The first agent we set up was a campaign auto-pauser. It runs every 4 hours, pulls campaign and ad group data, evaluates each campaign against performance thresholds we defined (CPA more than 2x target, spend above $50 with zero conversions, budget exhausted before 1pm), and takes action. For campaigns that meet the criteria, it pauses them and posts a detailed explanation to Slack: which ad group caused the problem, which keywords were responsible, what search terms drove the bad clicks.

The explanation part changed everything. Instead of getting an email that says "Campaign X paused" and spending 30 minutes figuring out why, we got a Slack message that said: "Paused 'Non-Brand - Demo Terms' because ad group 'Demo Free Trial' spent $87 today with 0 conversions. The keyword 'free demo software' matched to search terms including 'free screen recording software' and 'free presentation software.' Recommend adding 'screen recording' and 'presentation' as negative keywords." That's the diagnosis we'd been doing manually for six months, done automatically.

The second agent ran a weekly optimization pass at the ad group level. It pulled performance data for every ad group, identified the bottom performers by CPA and conversion rate, and recommended specific changes: pause these keywords, adjust these bids, restructure this ad group that has 40 keywords in it when it should have 10.

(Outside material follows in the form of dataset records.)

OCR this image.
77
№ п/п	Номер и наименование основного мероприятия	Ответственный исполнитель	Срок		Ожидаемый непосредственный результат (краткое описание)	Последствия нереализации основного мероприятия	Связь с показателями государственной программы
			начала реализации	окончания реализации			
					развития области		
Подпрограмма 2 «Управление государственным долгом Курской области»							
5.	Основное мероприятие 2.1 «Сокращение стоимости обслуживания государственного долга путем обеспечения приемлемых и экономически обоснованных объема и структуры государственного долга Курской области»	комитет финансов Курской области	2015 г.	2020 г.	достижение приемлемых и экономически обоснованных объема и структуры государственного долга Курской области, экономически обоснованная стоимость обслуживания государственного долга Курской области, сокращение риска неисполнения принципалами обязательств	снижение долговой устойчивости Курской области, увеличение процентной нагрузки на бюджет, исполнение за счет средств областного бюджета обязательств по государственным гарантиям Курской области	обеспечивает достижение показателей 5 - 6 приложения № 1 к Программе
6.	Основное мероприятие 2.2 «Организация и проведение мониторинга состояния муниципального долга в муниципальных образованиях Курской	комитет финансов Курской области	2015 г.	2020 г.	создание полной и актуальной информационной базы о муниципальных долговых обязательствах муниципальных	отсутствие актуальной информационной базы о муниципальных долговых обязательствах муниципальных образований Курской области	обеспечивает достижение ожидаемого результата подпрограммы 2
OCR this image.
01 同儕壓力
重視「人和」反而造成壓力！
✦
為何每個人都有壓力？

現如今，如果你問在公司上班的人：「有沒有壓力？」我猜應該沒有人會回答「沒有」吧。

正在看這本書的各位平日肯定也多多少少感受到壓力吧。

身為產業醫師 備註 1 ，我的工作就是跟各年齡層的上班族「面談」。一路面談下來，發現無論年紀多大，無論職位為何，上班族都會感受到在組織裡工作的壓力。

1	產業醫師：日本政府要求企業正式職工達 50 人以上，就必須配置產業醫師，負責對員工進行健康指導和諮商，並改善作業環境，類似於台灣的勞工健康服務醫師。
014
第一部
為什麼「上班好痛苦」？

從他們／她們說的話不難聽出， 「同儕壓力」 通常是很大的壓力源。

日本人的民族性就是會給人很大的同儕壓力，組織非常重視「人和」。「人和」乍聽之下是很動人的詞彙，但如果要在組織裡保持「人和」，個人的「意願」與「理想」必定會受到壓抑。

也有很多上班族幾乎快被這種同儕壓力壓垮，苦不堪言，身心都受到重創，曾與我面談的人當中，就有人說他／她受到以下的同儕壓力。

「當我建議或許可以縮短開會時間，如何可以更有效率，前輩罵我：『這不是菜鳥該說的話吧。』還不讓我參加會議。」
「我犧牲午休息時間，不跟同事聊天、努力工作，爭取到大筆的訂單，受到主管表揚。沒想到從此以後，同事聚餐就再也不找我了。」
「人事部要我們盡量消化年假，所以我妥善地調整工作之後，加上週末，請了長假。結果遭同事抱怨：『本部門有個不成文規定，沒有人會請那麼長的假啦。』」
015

Within the first month, the agents caught three issues that every other tool missed:

  1. A keyword in our highest-spending campaign had a quality score that dropped from 8 to 4 over two weeks. None of our rules or scripts checked quality scores. The agent noticed because it pulled keyword-level data including quality scores on every run.
  2. Two ad groups in different campaigns were bidding against each other on overlapping keywords. Optmyzr flagged this generically ("keyword conflicts detected") but the agent identified the specific keywords, calculated the wasted overlap spend ($340/week), and recommended which campaign should keep each term.
  3. Our brand campaign was matching to competitor brand terms through broad match. The search term data showed it clearly, but nobody was reviewing search term reports weekly. The agent was.

What We Actually Use Now

We run three things. Google's native automated rules handle the simplest guardrails: don't let any single campaign spend more than $800/day, don't let account-level daily spend exceed $2,500. These are safety nets, not optimization tools.

The campaign auto-pauser agent handles real-time performance management. It watches for problems, pauses what needs pausing, and tells us why. We review its actions in Slack and override when needed, which happens maybe once a month.

The ad group optimizer handles weekly optimization. Keyword management, bid recommendations, quality score monitoring, ad group structure analysis. This replaced both Optmyzr and WordStream for us.

We canceled Optmyzr and WordStream. We didn't renew the Google Ads scripts maintenance contract. Our total automation stack went from four overlapping tools to two: native rules and AI agents.

The Honest Comparison

If you're spending $2K/month on Google Ads and running three campaigns, Optmyzr or even WordStream will handle it fine. The complexity doesn't justify an agent-based approach at that scale.

But if you're spending five figures monthly, managing more than 10 campaigns, or running multiple accounts, the comparison gets clear. Rules and scripts catch problems but can't explain them. Third-party tools like Optmyzr explain problems but add another interface to manage. AI agents catch, explain, and act, all within the tools you're already using.

Marcus put it bluntly: "I spent six months managing automation tools. Now the automation manages itself and just tells me when something needs a human decision." That's the difference between google ads automation tools that create work and ones that remove it.